Unfortunately, some lonely people spend all day hoping that someone, anyone, looks at their profile.
Him: No hello
[Please note that I did not comment on the irony here. He didn’t say anything to me when he read my profile; he simply clicked on a star.]
Me: I don’t think we’re very compatible. You seem to be more old fashioned than I am. I hope you have a wonderful rest of your day!
[This is me being nice. It is code for “go away, you homophobic bigot.”]
Him: Why would you say that how do you know?
Me: I read through some of your answers to questions. You said homosexuality was a sin, that creationism should be taught in science classes, etc. As I’m a passionate advocate for gay rights, for science, etc., I don’t think we’re compatible.
Him: Omg I don’t give a shit about that

Once again, I wished him well. I did not mention how he just took the lord’s acronym in vain, etc.
And then I blocked him.
I’m so sick of this.

Share
1 comment

The Continuing Adventures of Karma’s OnLine Dating (Entry 31): Controlling the Narrative

dating

One of my exes thinks I’m too emotional because I get stressed out when my cars die.
The man I was with after him thinks I’m emotionally repressed, that the only reason we’re broken up is because I was raised by alcoholics (because in his version of the story, we’re perfect together in every way), and that I’m high maintenance because I didn’t want to sleep in a car for three days at a Shakespeare festival (I insisted on a hostel instead).
In my version of the story, both of these men are wrong.
We all have our narrative about our relationships.
In my own narratives here, I’ve mentioned the narratives of the men who talk to me–the guy who thinks I’m “crazy” because I called him out on putting up a model’s picture instead of his own; the guy who thinks I’m a racist because I didn’t want a second date; etc.
Usually, those alternate reality narratives are just funny.
And then, sometimes, they’re not.
I went out on several dates with a guy I really liked, and he seemed to really like me too.
One Thursday, we were texting/flirting.
On that Friday, I asked him out on a date for the next night.
He told me he’d made a date with someone else since I’d ignored his text asking for a date on Thursday night.
I never got that text.
Of course, I searched my phone.
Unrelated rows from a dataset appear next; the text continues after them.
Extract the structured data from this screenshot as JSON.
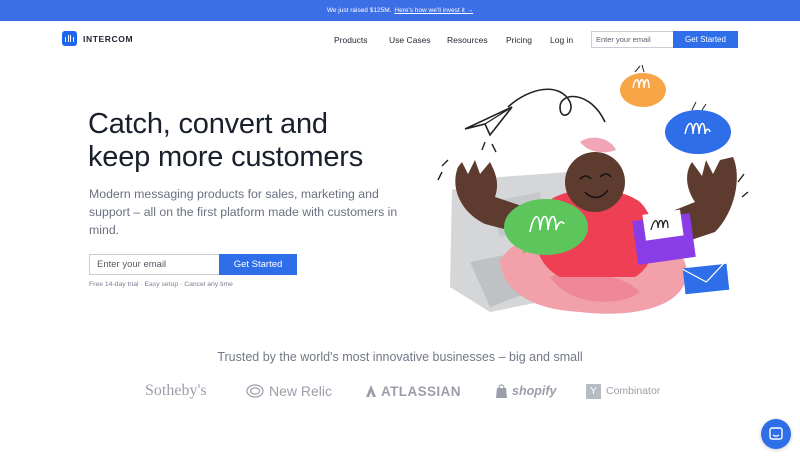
{
  "announcement": {
    "text": "We just raised $125M.",
    "link": "Here's how we'll invest it →"
  },
  "nav": {
    "brand": "INTERCOM",
    "links": [
      {
        "label": "Products"
      },
      {
        "label": "Use Cases"
      },
      {
        "label": "Resources"
      },
      {
        "label": "Pricing"
      },
      {
        "label": "Log in"
      }
    ],
    "email_placeholder": "Enter your email",
    "cta": "Get Started"
  },
  "hero": {
    "title_line1": "Catch, convert and",
    "title_line2": "keep more customers",
    "subtitle": "Modern messaging products for sales, marketing and support – all on the first platform made with customers in mind.",
    "email_placeholder": "Enter your email",
    "cta": "Get Started",
    "note": "Free 14-day trial · Easy setup · Cancel any time"
  },
  "trusted": {
    "heading": "Trusted by the world's most innovative businesses – big and small",
    "logos": {
      "sothebys": "Sotheby's",
      "newrelic": "New Relic",
      "atlassian": "ATLASSIAN",
      "shopify": "shopify",
      "yc_letter": "Y",
      "combinator": "Combinator"
    }
  },
  "colors": {
    "brand_blue": "#2f6ee9",
    "announce_blue": "#3c6ee6",
    "text_dark": "#1a1f2c",
    "text_muted": "#6a7080"
  },
  "icons": {
    "chat_launcher": "chat-bubble-icon",
    "brand": "intercom-logo-icon"
  }
}
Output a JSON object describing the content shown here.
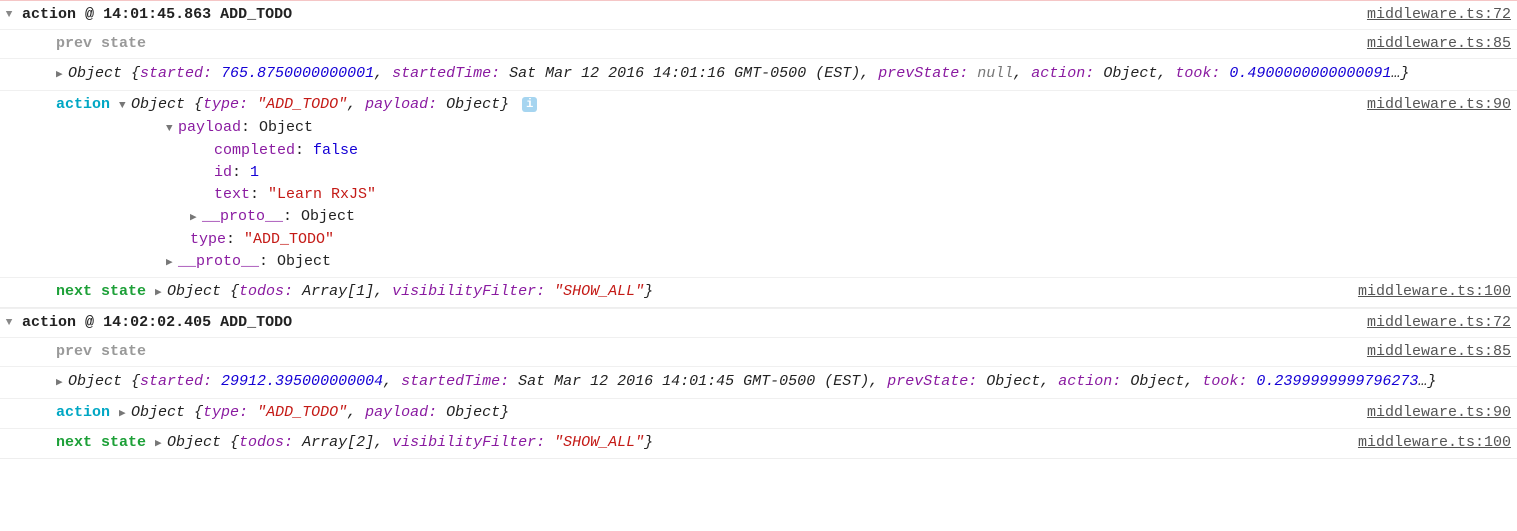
{
  "groups": [
    {
      "header": {
        "label": "action",
        "at": "@",
        "time": "14:01:45.863",
        "action": "ADD_TODO",
        "src": "middleware.ts:72"
      },
      "prev": {
        "label": "prev state",
        "src": "middleware.ts:85",
        "obj_prefix": "Object {",
        "started_key": "started:",
        "started_val": "765.8750000000001",
        "sep": ", ",
        "startedTime_key": "startedTime:",
        "startedTime_val": "Sat Mar 12 2016 14:01:16 GMT-0500 (EST)",
        "prevState_key": "prevState:",
        "prevState_val": "null",
        "action_key": "action:",
        "action_val": "Object",
        "took_key": "took:",
        "took_val": "0.4900000000000091",
        "suffix": "…}"
      },
      "action": {
        "label": "action",
        "src": "middleware.ts:90",
        "obj_prefix": "Object {",
        "type_key": "type:",
        "type_val": "\"ADD_TODO\"",
        "payload_key": "payload:",
        "payload_val": "Object",
        "suffix": "}",
        "expanded": true,
        "tree": {
          "payload_key": "payload",
          "payload_type": "Object",
          "completed_key": "completed",
          "completed_val": "false",
          "id_key": "id",
          "id_val": "1",
          "text_key": "text",
          "text_val": "\"Learn RxJS\"",
          "proto_key": "__proto__",
          "proto_val": "Object",
          "type_key": "type",
          "type_val": "\"ADD_TODO\""
        }
      },
      "next": {
        "label": "next state",
        "src": "middleware.ts:100",
        "obj_prefix": "Object {",
        "todos_key": "todos:",
        "todos_val": "Array[1]",
        "vf_key": "visibilityFilter:",
        "vf_val": "\"SHOW_ALL\"",
        "suffix": "}"
      }
    },
    {
      "header": {
        "label": "action",
        "at": "@",
        "time": "14:02:02.405",
        "action": "ADD_TODO",
        "src": "middleware.ts:72"
      },
      "prev": {
        "label": "prev state",
        "src": "middleware.ts:85",
        "obj_prefix": "Object {",
        "started_key": "started:",
        "started_val": "29912.395000000004",
        "sep": ", ",
        "startedTime_key": "startedTime:",
        "startedTime_val": "Sat Mar 12 2016 14:01:45 GMT-0500 (EST)",
        "prevState_key": "prevState:",
        "prevState_val": "Object",
        "action_key": "action:",
        "action_val": "Object",
        "took_key": "took:",
        "took_val": "0.2399999999796273",
        "suffix": "…}"
      },
      "action": {
        "label": "action",
        "src": "middleware.ts:90",
        "obj_prefix": "Object {",
        "type_key": "type:",
        "type_val": "\"ADD_TODO\"",
        "payload_key": "payload:",
        "payload_val": "Object",
        "suffix": "}",
        "expanded": false
      },
      "next": {
        "label": "next state",
        "src": "middleware.ts:100",
        "obj_prefix": "Object {",
        "todos_key": "todos:",
        "todos_val": "Array[2]",
        "vf_key": "visibilityFilter:",
        "vf_val": "\"SHOW_ALL\"",
        "suffix": "}"
      }
    }
  ]
}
I searched my mind. How many times had I dropped it that day?* Could something have happened if I was erasing a text from another friend and that one came in at the same time? (My phone, a really old flip phone, has trouble when I’m in text when someone sends me another one.)
I called and left a message apologizing.
I also apologized by text, explaining that I would have definitely gone out with him–and answered him as a matter of course–if I’d gotten the message.
He didn’t answer.
And I was thrown–I’d been the one who instigated our dates. I’d been the opposite of stand-offish. Why would he think I suddenly became a bitch who would just ignore him?
On that Sunday, I sent him another message, explaining that while I didn’t know what happened to the message, I did know I liked him a lot.
He told me he didn’t know why I was lying–that his phone told him I got the message. He said he wasn’t interested in my games.
Of course, I have my own narrative about all this–he must have been really hurt by someone before.
In the words of my therapist, his response is “diagnosable.”
Usually, diagnosable responses to me/my words are easily tossed aside. Hell, I’m going to be using the story of the guy who thinks I’m a racist in my stand-up routine this Thursday.**
It’s different, though, because I liked this guy. I care about what he thinks of me.
I care that there’s a narrative out there about me that so different from my own.

 

 

*Yes, he knows I have an old flip phone. When I showed it to him on our first date, I told him that I have it because I drop it all the time.

**My students have their stand-up final this Thursday, from 1-3 in 6 Wellman. As usual, I’m opening for them. As usual, you’re all invited.